Beitrag von La Vedova »

Gefallene Frauen? Der Wächter schütelte irritiert den Kopf. Wahrlich kein angemessenes Thema für diese heiligen Mauern. Auch war es ihm gar nicht recht, die Priora in ihren emsigen und sicherlich äußerst wichtigen Studien zu unterbrechen, von denen er zwar nichts verstand, die jedoch von großer Bedeutung sein mussten...
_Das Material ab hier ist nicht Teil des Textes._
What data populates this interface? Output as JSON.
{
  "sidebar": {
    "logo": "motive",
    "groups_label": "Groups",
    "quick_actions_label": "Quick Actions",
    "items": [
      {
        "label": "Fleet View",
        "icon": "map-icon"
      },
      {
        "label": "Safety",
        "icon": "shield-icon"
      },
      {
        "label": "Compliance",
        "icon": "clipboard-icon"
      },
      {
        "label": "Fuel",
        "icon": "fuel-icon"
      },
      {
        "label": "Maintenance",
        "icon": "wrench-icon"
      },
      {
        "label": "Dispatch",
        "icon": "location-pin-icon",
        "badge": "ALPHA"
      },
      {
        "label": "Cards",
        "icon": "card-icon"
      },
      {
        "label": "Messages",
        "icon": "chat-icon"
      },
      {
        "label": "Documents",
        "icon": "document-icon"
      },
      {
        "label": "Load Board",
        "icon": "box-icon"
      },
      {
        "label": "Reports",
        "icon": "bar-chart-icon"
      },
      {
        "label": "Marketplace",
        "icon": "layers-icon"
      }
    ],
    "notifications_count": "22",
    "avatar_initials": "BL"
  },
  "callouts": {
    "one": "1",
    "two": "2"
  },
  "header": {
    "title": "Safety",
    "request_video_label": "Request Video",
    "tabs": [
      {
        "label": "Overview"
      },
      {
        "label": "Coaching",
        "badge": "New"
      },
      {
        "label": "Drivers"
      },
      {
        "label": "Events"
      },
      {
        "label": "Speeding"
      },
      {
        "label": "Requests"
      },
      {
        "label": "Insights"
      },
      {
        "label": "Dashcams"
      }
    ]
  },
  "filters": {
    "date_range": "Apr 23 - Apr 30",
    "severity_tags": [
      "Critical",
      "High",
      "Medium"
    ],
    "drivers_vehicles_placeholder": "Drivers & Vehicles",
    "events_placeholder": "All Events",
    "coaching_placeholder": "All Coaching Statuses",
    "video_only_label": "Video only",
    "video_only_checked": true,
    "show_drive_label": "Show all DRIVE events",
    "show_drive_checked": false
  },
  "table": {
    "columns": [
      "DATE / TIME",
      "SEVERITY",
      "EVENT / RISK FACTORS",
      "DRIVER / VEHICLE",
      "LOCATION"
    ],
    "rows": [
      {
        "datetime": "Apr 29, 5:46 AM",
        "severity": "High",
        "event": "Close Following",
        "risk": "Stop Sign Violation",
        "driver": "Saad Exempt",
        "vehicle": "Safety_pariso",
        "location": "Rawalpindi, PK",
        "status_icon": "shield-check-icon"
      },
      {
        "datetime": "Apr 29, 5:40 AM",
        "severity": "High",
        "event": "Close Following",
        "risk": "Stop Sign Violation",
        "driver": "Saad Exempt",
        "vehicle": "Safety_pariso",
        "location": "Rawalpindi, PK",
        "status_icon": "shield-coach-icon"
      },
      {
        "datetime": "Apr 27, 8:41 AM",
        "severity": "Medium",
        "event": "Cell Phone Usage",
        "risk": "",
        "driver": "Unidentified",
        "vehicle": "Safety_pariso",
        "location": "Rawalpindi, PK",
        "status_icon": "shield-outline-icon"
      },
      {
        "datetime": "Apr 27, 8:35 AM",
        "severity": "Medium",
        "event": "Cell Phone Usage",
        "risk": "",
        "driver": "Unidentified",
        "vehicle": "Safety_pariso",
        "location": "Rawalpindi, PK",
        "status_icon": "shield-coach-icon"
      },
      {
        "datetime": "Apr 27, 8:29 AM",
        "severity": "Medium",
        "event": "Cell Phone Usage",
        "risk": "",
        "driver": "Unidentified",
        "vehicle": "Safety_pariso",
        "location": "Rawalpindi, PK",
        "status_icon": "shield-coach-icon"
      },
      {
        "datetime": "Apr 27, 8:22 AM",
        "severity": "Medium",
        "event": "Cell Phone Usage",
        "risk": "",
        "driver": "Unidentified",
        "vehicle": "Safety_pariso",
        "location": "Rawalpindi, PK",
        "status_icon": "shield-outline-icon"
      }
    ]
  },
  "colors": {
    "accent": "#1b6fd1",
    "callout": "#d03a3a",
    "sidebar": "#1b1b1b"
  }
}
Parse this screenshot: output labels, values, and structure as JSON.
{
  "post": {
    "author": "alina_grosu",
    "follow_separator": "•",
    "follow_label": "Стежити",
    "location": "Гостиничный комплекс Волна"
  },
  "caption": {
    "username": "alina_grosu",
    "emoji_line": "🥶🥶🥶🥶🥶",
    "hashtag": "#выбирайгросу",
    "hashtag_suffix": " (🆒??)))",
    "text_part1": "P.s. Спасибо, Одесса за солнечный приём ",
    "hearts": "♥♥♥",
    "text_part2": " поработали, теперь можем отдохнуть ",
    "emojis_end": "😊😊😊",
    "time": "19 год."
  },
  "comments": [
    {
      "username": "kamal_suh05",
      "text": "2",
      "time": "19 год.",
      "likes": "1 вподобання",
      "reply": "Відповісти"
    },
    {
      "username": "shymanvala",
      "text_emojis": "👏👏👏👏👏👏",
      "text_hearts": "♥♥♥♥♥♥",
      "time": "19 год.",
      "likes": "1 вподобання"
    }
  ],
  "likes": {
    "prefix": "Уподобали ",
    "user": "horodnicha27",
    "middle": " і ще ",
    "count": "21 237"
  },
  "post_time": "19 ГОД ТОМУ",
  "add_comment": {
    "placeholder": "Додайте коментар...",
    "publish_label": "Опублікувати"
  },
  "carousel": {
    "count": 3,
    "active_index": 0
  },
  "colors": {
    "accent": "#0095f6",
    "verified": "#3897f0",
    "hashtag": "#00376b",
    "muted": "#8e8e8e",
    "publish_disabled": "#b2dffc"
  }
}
Livias Wartezeit ließ ihr die Möglichkeit, sich ein wenig auf der Klosterinsel umzusehen und die Bauarbeiten zu begutachten, die an dem Gemäuer stattfanden. Scheinbar wurde die Außenmauer verstärkt und ein neues Gebäude befand sich in Aufbau oder Renovierung, so genau war das nicht auszumachen.
Nach einer Weile kam der erste Wächter mit neugierigen Gesichtsausdruck zurück, öffnete ihr und ließ sie herein. "Die Mutter Oberin scheint erfreut", meinte er und Erstaunen schwang in seiner Stimme mit, so als wäre das keine sehr häufige Emotion der Priora. Er führte LIvia über den Hof ein Treppchen hinauf bis zu einer schweren Holztür, die nur angelehnt stand. Im Zimmer stand auf einem völlig überladenen Tisch ein Lämpchen, das beschriebene Papiere gerade ausreichend beleutete, dass die kleine Schrift darauf zu erkennen war. Weiterhin hing von den Decken und standen in Regalen allerlei Krempel, der auf Tisch, Stühlen und Boden keinen Platz mehr gefunden hatte. EIn schmaler Pfad führte durch den Raum hinüber zu einem Pult mit einem aufgeschlagenen Stundenbuch.
"Guten Abend", erklang eine schmale Stimme aus einer der dunklen Ecken des Raumes, wo sich tatsächlich die fahle Gestalt Seinfredas verborgen hatte, gebeugt über irgendein seltsames hölzernes Instrument, das sowohl dem Pflügen eines Feldes dienen könnte als auch der Berechnung von Sternbewegungen. Wer wusste schon, womit die Kappadozianerin sich nun schon wieder beschäftigte?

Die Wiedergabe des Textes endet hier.